Au-dessus de l’étang, l’aigle poussa un nouveau cri, auquel répondirent les chants doux des plongeons, des grenouilles et des canards qui se cachaient dans les roseaux, coassant alors que l’après-midi glissait paresseusement vers le soir. Derrière elle, quelque chose craqua lourdement dans les broussailles. Amy se retourna, mais elle ne distingua rien parmi les ronces et les longues ombres.

— Allez, ma puce, dit son père en se relevant. On va monter le camp avant que le soleil ne disparaisse.

***

Plus tard dans la soirée, le ciel s’était teinté de prunes sombres et d’indigo, au-dessus de la ligne d’arbres à peine dessinée sur la crête. Le feu s’était réduit à des braises rougeoyantes dans le cercle de pierres, et Amy avait encore les doigts et les lèvres collants de chocolat et de marshmallows grillés. Ils avaient emporté une tente, mais la nuit était si douce que son père avait proposé de dormir à la belle étoile. Elle était bien au chaud dans son sac de couchage, près du feu, somnolente, observant les vagues de chaleur qui s’élevaient de la lueur rouge. Son père, plus vigilant que Smokey l’Ours en matière de sécurité incendie, était accroupi près du cercle de pierres, remuant doucement les braises avec une branche verte et solide. Il fredonnait à mi-voix les paroles d’une vieille chanson de Bob Dylan, et Amy n’en saisissait que quelques bribes, portées par la voix rauque et sans mélodie de son père, douce comme le chant des grenouilles.

…Mais nous crierons du pont que leurs jours sont comptés,

Et comme la tribu de Pharaon,

Ils seront engloutis par la marée,

Et comme Goliath, ils seront vaincus.

Un coup de feu éclata soudain, déchirant le ciel en deux.

Sursautant, Amy se redressa d’un bond, serrant les pans de son sac de couchage sous son menton, les yeux écarquillés. Après avoir fixé si longtemps le cœur brûlant du feu de camp, la forêt autour d’elle n’était plus qu’un noir absolu. Elle cligna des yeux, tentant de s’habituer à l’obscurité. Un grand-duc, invisible dans un arbre tout proche, hulula un avertissement inquiet avant de s’envoler sans bruit.

— Papa ? Qu’est-ce que c’était ? demanda Amy d’une petite voix, en jetant un coup d’œil depuis l’ouverture de son sac de couchage vers la silhouette sombre et imposante de son père, de l’autre côté du feu. Il avait la tête penchée en arrière, à l’écoute. Ses sourcils étaient froncés.
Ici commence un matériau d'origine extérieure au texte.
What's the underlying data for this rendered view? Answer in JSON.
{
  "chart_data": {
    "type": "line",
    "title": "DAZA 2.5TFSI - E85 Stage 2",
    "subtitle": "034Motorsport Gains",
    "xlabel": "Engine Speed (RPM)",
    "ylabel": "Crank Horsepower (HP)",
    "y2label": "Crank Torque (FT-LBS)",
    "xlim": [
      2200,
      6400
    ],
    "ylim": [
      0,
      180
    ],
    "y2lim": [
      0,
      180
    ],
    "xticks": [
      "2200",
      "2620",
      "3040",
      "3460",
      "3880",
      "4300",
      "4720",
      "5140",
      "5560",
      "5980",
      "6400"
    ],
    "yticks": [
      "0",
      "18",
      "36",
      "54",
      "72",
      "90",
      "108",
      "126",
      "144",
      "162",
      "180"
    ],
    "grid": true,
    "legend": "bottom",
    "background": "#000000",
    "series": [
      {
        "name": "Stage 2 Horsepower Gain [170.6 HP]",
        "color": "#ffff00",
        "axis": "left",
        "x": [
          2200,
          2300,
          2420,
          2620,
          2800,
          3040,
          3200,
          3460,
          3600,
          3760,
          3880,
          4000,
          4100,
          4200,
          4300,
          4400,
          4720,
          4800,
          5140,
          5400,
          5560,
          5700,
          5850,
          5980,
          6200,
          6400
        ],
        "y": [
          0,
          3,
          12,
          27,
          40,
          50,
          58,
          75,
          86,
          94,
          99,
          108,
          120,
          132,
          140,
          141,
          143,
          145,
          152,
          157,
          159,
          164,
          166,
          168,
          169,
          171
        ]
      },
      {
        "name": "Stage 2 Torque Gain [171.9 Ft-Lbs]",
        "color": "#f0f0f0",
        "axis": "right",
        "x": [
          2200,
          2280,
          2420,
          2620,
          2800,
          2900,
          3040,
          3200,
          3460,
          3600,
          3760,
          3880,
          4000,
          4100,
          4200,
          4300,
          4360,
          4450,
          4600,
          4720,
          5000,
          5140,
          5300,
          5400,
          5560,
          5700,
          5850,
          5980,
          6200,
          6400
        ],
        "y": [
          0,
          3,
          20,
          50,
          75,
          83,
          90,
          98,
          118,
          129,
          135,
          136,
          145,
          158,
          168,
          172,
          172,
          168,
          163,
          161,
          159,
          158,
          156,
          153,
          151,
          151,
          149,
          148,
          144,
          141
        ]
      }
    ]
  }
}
— On aurait dit… commença son père, mais le claquement sec d’un autre coup de feu déchira la nuit déserte, le coupant net. — … des coups de feu, conclut-il à voix basse. Il resta accroupi près du feu, mais Amy vit sa main glisser vers l’étui qui ne quittait jamais sa hanche tant qu’il portait ses bottes et son pantalon. — Il ne devrait pas y avoir de chasseurs ici, dit-il.

— Qu’est-ce que tu veux dire ? demanda Amy. Son père se leva, les yeux scrutant les bois obscurs.

— Ce sont des terres protégées, répondit-il, toujours fixé sur les ombres de la forêt dense. Personne n’a le droit de chasser ici. Si quelqu’un tire, c’est soit qu’il est en danger, soit qu’il chasse alors qu’il n’en a pas le droit.

Et c’est là que Papa intervient, pensa Amy, se rappelant leur conversation près de l’étang plus tôt dans la soirée. Elle se tassa au fond de son sac de couchage, espérant qu’aucun autre coup de feu ne retentirait dans l’obscurité.

Son père s’était éloigné du feu, s’approchant des bois, à l’écoute. Le pick-up était garé tout près ; il s’en approcha, ouvrit la portière et sortit un grand talkie-walkie.

— Ici l’adjoint du garde forestier Aaron Rush, indicatif 4031, je signale un incident observé hors service près du camping 104, Desolation, Californie. Poste de garde, vous me recevez ? Terminé.

Un grésillement de la radio se fit entendre, puis une voix répondit, mais Amy ne comprit pas les mots. La conversation s’échangea quelques instants.

Puis, deux autres coups de feu retentirent dans la nuit, à la suite.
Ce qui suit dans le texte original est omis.